– 6 de agosto de 2023 -.

Padre Joaquín Rodríguez

 

Queridos hermanos:

Esta Fiesta de la Transfiguración del Señor tiene su origen en la dedicación de las iglesias edificadas en el monte Tabor. En el siglo VI ya hay indicios de la celebración de esta fiesta. Cada segundo domingo de Cuaresma nos acercamos a este misterio revelador de la divinidad de Cristo. Por medio de su transfiguración en la montaña, los discípulos pudieron contemplar su gloria y hacerse capaces de comprender el misterio de la crucifixión libremente aceptada, y de proclamar que Cristo es el resplandor de la gloria del Padre.

En el relato de la Transfiguración, los evangelistas hacen notar la blancura resplandeciente de las vestiduras de Jesús (Mateo 17, 1-9).
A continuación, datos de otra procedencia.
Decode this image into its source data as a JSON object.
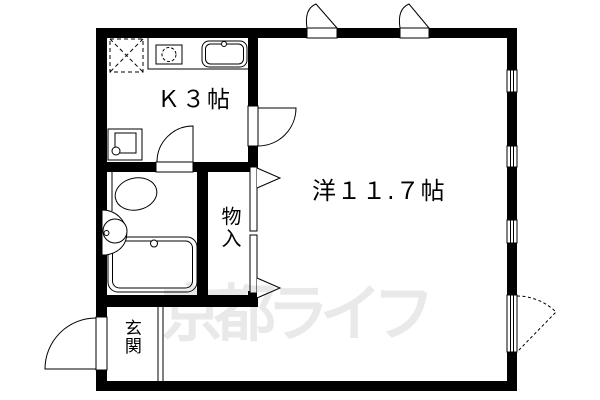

Hay en ello una alusión a la visión de Daniel que nos ha narrado la primera lectura: Jesús se identifica a la vez con Dios, cuyo vestido es “blanco como la nieve”, y con el Hijo del hombre, a quien se dio honor y reino (Daniel 7, 9-10.13-14). La epístola da testimonio de la importancia con que la primera generación cristiana se reconocía a sí misma, en la manifestación de Jesús en la Transfiguración, como cimiento de nuestra fe (II Pedro 1, 16-19).

La fiesta de la Transfiguración es la celebración de la revelación de Dios. La gloria de Dios que estaba velada en la ley y los profetas -desde Moisés hasta Elías- ahora es develada ante la Iglesia, a los apóstoles y a nosotros que recibimos su mensaje. Esta fiesta no solamente apunta a un Dios que aparece brillando en la montaña; sino que también nos prepara para mantenernos fieles a un Dios crucificado en la montaña. Nosotros hemos sido salvados por esta visión de Cristo en su gloria y de Cristo en la cruz y, en consecuencia, hemos sido transformados por el Tabor y por el Calvario. Todos nosotros, con los apóstoles en la visión del Tabor, hemos sido transformados, por esa visión de su gloria, en su propia imagen por el Espíritu.

El plan original de Dios al crearnos consistía en que nuestra naturaleza reflejara la suya “a su imagen y semejanza”. El pecado destruyó ese proyecto, pero Dios, en su amor, lo restauró en Cristo; así, por el Bautismo, Dios restaura en nosotros su imagen, y su gracia nos transforma en algo muy superior al primer proyecto divino: por el Bautismo nos hace hijos en el Hijo único Jesucristo, que en humildad extrema asume nuestra naturaleza para elevarnos a la suya, a su divinidad.